Converting Women: Gender and Protestant Christianity in Colonial South India

Converting Women: Gender and Protestant Christianity in Colonial South India

Converting Women: Gender and Protestant Christianity in Colonial South India

Converting Women: Gender and Protestant Christianity in Colonial South India

Synopsis

With the emergence of Hindu nationalism, the conversion of Indians to Christianity has become a volatile issue, erupting in violence against converts and missionaries. At the height of British colonialism, however, conversion was a path to upward mobility for low-castes and untouchables, especially in the Tamil-speaking south of India. In this book, Eliza F. Kent takes a fresh look at these conversions, focusing especially on the experience of women converts and the ways in which conversion transformed gender roles and expectations. Kent argues that the creation of a new, "respectable" community identity was central to the conversion process for the agricultural laborers and artisans who embraced Protestant Christianity under British rule. At the same time, she shows, this new identity was informed as much by elite Sanskritic customs and ideologies as by Western Christian discourse.
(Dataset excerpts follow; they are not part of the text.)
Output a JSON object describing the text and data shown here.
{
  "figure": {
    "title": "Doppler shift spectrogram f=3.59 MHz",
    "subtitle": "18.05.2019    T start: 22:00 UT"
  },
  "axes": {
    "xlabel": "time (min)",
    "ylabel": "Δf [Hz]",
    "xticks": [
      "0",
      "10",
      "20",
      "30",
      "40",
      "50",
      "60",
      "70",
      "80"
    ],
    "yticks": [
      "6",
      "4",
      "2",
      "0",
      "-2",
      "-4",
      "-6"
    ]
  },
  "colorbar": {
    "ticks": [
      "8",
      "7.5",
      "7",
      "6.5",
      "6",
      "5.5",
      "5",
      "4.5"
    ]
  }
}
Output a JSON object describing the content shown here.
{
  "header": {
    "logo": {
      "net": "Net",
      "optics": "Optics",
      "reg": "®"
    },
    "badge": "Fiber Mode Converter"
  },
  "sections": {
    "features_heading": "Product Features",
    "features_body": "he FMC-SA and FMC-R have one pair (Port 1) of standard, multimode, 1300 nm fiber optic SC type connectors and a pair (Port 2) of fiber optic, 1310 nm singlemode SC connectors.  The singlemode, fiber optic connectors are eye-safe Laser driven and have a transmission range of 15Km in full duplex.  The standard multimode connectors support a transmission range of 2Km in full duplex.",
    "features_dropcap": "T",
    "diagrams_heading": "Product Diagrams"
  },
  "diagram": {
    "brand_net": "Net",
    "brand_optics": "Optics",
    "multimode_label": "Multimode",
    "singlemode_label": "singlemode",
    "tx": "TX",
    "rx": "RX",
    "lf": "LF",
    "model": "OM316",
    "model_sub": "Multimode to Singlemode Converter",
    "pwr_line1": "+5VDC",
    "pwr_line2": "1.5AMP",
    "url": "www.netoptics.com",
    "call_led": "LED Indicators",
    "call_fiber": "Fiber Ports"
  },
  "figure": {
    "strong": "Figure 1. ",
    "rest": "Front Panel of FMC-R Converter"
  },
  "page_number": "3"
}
Stigmatized by the dominant castes for their ritually polluting occupations and relaxed rules governing kinship and marriage, low-caste converts sought to validate their new higher-status identity in part by the reform of gender relations. These reforms affected ideals of femininity and masculinity in the areas of marriage, domesticity, and dress. By the creation of a "discourse of respectability," says Kent, Tamil Christians hoped to counter the cultural justifications for their social, economic, and sexual exploitation at the hands of high-caste landowners and village elites. Kent's focus on the interactions between Western women missionaries and the Indian Christian women not only adds depth to our understanding of colonial and patriarchal power dynamics, but to the intricacies of conversion itself. Posing an important challenge to normative notions of conversion as a privatized, individual moment in time, Kent's study takes into consideration the ways that public behavior, social status, and the transformation of everyday life inform religious conversion.

Excerpt

This chapter lays the groundwork for understanding the gendered effects of religious conversion in the arenas of domestic, marital, and sartorial practices (the foci of chapters 4, 5, and 6). I offer here a history of Protestant Christianity in south India that pays particular, though not exclusive attention to the consequences of Christianization for women. I do not intend to provide a comprehensive history of Christianity in south India or even of women in south Indian Christianity. Rather, I examine here the process of conversion through local categories to establish a framework for understanding the far-reaching transformations of custom and habit that took place over the course of Christianization. After discussing the history of Protestantism in south India, I provide an analysis of the so-called mass movements, large-scale conversions of groups of people that brought the majority of converts into the Christian Church and also contributed to the division of the Church along caste lines. South Indian religious culture in its various modalities is a crucial backdrop to the Christian conversion movements of colonial Tamil Nadu. For, when viewed through the concepts and categories of Tamil religiosity, which positively affirm the potency and efficacy of the divine in this world, conversions appear as the movement of people marginalized from the centers of power and influence in south Indian colonial society toward new centers of power that emerged in the social landscape because of the transformations wrought by the presence of new political figures. As I argue in the following analysis, this move toward a new center could also involve a move “up” in the sense of having expanded opportunities to exercise economic, political, and social power over others, or, more important, being less subject to having power exercised over oneself.